When gross receipts or gross income will exceed $5000 per year, an association must have IRS tax exemption.

2. Whether incorporated or unincorporated, associations are obligated to comply with local, state and federal laws.

3. Unincorporated associations can remain such as long as their income does not exceed $5000 in dues per calendar or fiscal year. Once the income exceeds $5000 in members dues, registration fees, and 1099 contractual services, the association's status changes. They can remain unincorporated for years. But there is a catch-22. But we all know that an local association's income will always exceed $5000 in one year or two years.

4. GHSA requires all approved local associations to have a Federal Employer Identification Number (EIN) on file. An EIN is used not only to open a bank account in the name of the association, entry on W-9, 1099 and Form 990. This number along places an association in the IRS and state databases. Which brings us to the passage of the Pension Protection Act of 2006. This 300 page document, gave more authority. to the IRS to pursue nonprofits, incorporated or unincorporated with or without "tax exemption".

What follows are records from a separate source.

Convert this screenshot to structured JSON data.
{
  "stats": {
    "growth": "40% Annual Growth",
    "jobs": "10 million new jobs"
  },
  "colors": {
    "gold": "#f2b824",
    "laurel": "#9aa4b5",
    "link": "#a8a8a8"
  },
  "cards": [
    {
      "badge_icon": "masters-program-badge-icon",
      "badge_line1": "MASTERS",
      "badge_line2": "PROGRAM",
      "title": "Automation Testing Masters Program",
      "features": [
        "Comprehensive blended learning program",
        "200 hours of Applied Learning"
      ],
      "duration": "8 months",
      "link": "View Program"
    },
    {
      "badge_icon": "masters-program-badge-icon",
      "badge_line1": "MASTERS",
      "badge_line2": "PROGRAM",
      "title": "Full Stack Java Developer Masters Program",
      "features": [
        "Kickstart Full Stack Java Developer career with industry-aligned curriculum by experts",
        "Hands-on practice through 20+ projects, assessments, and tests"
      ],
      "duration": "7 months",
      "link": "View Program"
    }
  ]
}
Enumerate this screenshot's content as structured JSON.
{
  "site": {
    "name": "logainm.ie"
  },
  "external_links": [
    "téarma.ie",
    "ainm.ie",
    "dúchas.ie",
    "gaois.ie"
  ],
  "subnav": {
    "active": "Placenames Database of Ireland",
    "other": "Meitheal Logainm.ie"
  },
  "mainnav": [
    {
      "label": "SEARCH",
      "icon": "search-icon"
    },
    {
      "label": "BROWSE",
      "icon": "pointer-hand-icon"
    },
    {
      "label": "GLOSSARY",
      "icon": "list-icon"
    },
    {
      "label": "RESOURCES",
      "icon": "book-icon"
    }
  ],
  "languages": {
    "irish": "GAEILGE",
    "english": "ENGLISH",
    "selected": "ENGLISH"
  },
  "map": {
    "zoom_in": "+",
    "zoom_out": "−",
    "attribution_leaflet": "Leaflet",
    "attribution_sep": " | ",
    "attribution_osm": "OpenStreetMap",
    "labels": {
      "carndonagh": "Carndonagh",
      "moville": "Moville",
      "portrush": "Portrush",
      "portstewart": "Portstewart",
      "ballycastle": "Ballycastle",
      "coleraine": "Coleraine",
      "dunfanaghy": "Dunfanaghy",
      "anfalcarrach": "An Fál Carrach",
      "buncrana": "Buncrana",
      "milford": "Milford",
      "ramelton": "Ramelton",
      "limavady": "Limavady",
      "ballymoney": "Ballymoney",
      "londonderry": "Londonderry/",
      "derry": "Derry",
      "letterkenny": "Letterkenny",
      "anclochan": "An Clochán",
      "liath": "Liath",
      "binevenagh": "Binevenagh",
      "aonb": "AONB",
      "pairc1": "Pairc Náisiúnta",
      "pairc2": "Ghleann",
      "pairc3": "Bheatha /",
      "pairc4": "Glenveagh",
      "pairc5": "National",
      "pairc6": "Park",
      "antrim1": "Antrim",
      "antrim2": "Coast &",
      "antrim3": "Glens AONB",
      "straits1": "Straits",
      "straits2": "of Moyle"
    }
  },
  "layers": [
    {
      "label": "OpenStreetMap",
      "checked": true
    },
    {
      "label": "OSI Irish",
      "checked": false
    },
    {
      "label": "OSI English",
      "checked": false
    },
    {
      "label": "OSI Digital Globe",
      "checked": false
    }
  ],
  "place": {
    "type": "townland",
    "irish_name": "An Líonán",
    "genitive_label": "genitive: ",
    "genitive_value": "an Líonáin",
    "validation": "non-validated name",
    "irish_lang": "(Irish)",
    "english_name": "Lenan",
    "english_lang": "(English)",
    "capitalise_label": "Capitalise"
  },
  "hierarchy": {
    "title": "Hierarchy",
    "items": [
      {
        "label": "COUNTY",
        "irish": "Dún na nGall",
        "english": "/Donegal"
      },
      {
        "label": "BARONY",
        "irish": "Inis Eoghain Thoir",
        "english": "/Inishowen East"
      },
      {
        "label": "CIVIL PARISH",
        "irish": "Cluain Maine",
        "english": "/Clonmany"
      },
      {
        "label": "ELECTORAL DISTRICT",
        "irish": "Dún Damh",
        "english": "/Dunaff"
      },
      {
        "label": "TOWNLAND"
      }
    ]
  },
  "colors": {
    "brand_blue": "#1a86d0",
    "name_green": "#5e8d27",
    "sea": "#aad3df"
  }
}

5. Having an EIN obligates an association, unincorporated or incorporated to seek legal advice as to how to apply for an IRS Determination Letter for "tax exemption". Without this exemption, associations can be made to pay corporate taxes on their gross receipts. The corporate tax rates, range from 15 percent to 39 percent depending on total gross income. This applies to the parent corporation and its subsidiaries (high school division and league division). Should the bylaws list your subsidiaries or divisions, they point back to the parent association regardless of the names of the subsidiaries. Subsidiaries under the umbrella of the parent corporation or organization, gross receipts becomes that of the corporation.

You can avoid filing for the determination letter as long as you do not have any income other than from association dues, $5000 or less. The main downside not having a determination letter is that potential members may think the organization is not set up correctly.

6. There are associations that have retained the old ways and use the new one. This is an effort to get around disclosing their total income from the public. Not understanding that the members payment of dues and registration fees exceed $5000 they must be tax exempt and file 990, showing a paper trail of how the money collected from its members was spent.

7. GHSA is a state registered "nonprofit" corporation, with an IRS 501(c) Determination Letter. They outsource 1099s, W2s, and file Form 990, last filing available to the public was for 2009 (21 pages). There gross receipts exceeds the combined total regions pay in travel fees per year. Form 990 for GHSA and GISA are available to the public, online via Guidestar.

8. Those associations that use the term "Nonprofit" are not really a "nonprofit" association. Can they prove via documentation that they are “nonprofit? If not, they are viewed by the IRS as a "for-profit" organization, because they lack legal documentation, especially if there gross receipts exceeds $5000 in one year, 2 years or 3 years. Any 2 years out of 3 will take their gross receipts over $5000 and puts organization at risk to include assets of their members, if the association is "unincorporated.

Can your association prove they are a true "nonprofit" business entity??. If GHSA and GISA can, so should ALL state approved/sanctioned associations!!!

Consult with an attorney or licensed IRS Enrolled Agent, they know best!!